Abstract

During systematic repeat hydrography cruises to the Endeavour segment of the Juan de Fuca Ridge in the summers of 2004, 2005, and 2006, we encountered a transient increase in the water column heat content above the Salty Dawg hydrothermal field. First observed in July 2005 and mapped in greater detail in August 2005, this feature was not a typical event or megaplume since potential temperature anomalies were continuously elevated from the plume top to the seafloor. During the summer of 2005, the heat content in the waters above Salty Dawg was elevated ∼30 TJ, and the plume top was over 150 m higher in the water column than the other years measured. Based on scaling analyses, an order of magnitude increase in the volume flux from Salty Dawg would be required to generate a neutrally buoyant plume of this size. This observation was unexpected because no substantial earthquakes were detected in the time frame of this increased heat flux.
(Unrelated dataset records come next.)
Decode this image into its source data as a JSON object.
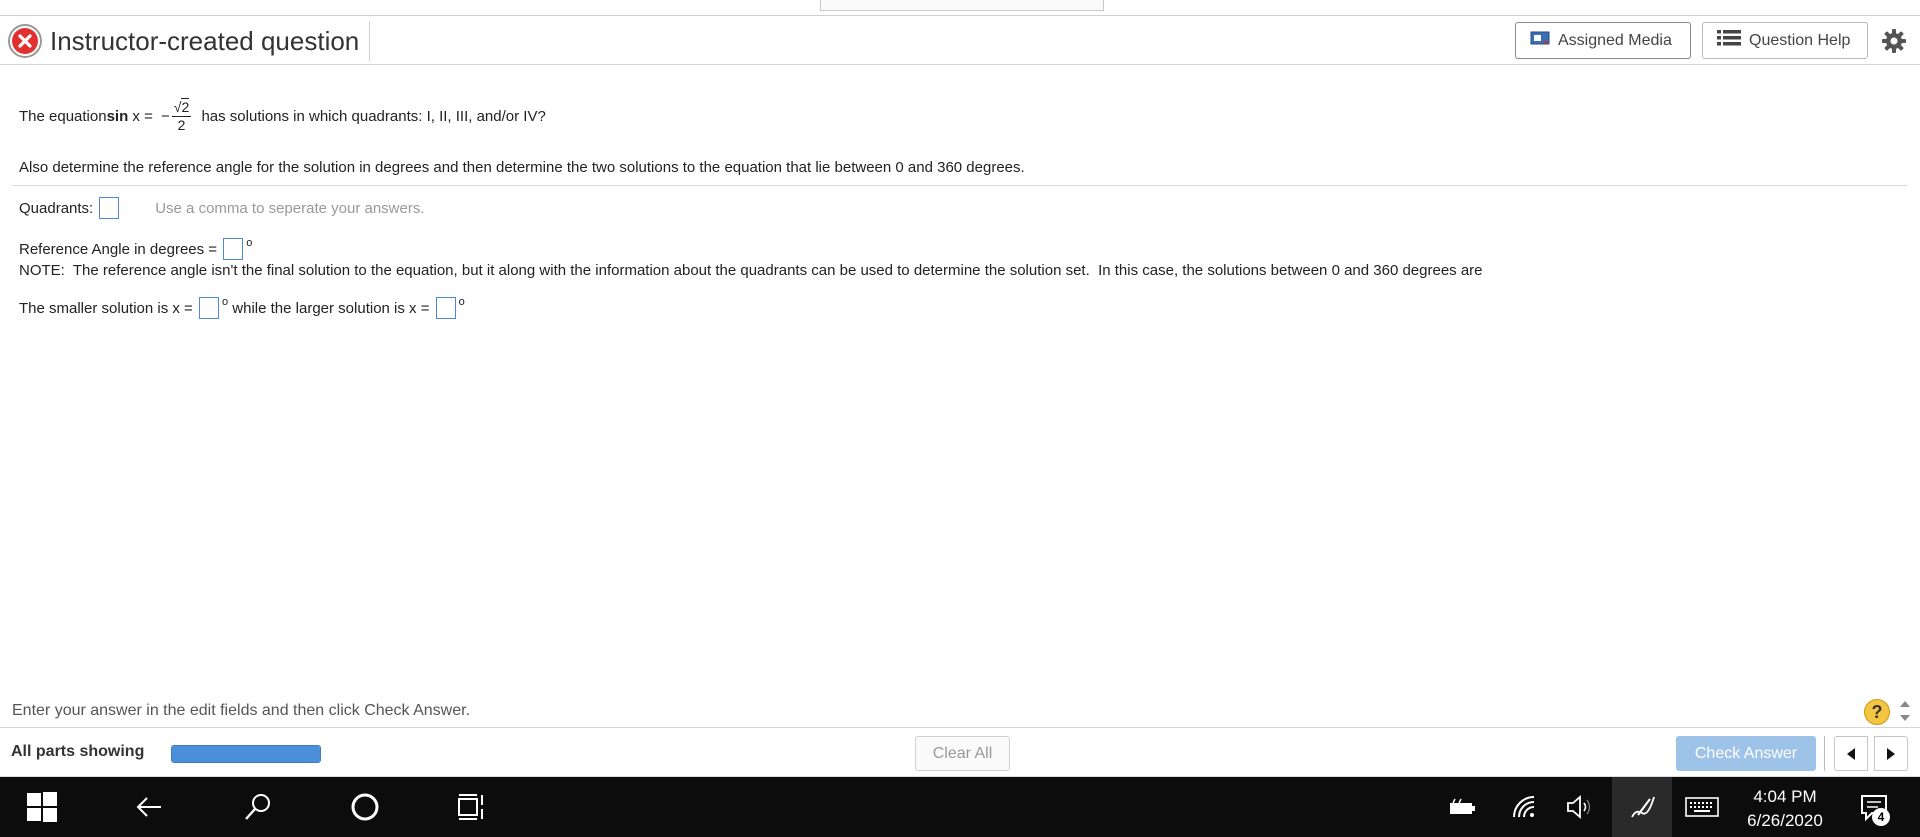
{
  "header": {
    "title": "Instructor-created question",
    "assigned_media_label": "Assigned Media",
    "question_help_label": "Question Help"
  },
  "question": {
    "prefix": "The equation ",
    "func": "sin",
    "var_eq": " x = ",
    "neg": "−",
    "sqrt_sign": "√",
    "radicand": "2",
    "denominator": "2",
    "suffix": " has solutions in which quadrants: I, II, III, and/or IV?",
    "line2": "Also determine the reference angle for the solution in degrees and then determine the two solutions to the equation that lie between 0 and 360 degrees.",
    "quadrants_label": "Quadrants:",
    "quadrants_hint": "Use a comma to seperate your answers.",
    "ref_angle_label": "Reference Angle in degrees = ",
    "degree_symbol": "o",
    "note": "NOTE:  The reference angle isn't the final solution to the equation, but it along with the information about the quadrants can be used to determine the solution set.  In this case, the solutions between 0 and 360 degrees are",
    "smaller_label": "The smaller solution is x = ",
    "larger_label": " while the larger solution is x = "
  },
  "instructions": {
    "text": "Enter your answer in the edit fields and then click Check Answer.",
    "help_symbol": "?"
  },
  "footer": {
    "parts_label": "All parts showing",
    "progress_fraction": 1.0,
    "clear_all_label": "Clear All",
    "check_answer_label": "Check Answer"
  },
  "taskbar": {
    "time": "4:04 PM",
    "date": "6/26/2020",
    "notification_count": "4"
  },
  "colors": {
    "close_red": "#e03131",
    "input_border": "#4c8ad6",
    "progress_fill": "#4a8fd8",
    "check_button_disabled": "#9ec3e8",
    "taskbar_bg": "#0c0c0c"
  }
}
The duration of the transient suggests possible forcing mechanisms: advancement of a cracking front, a small‐scale dike intrusion, aseismic crustal movement, fracture of a flow constriction to a previously unaccessible reservoir, an increase of heat in an underlying magma chamber, or movement of melt within the axial magma chamber. The transient disappeared before returning in August 2006, likely due to thermal expansion of shallow host rock, decreasing the permeability. Should such increases in seafloor heat flux prove to be common, the rate of hydrothermal cooling could be faster than previously thought.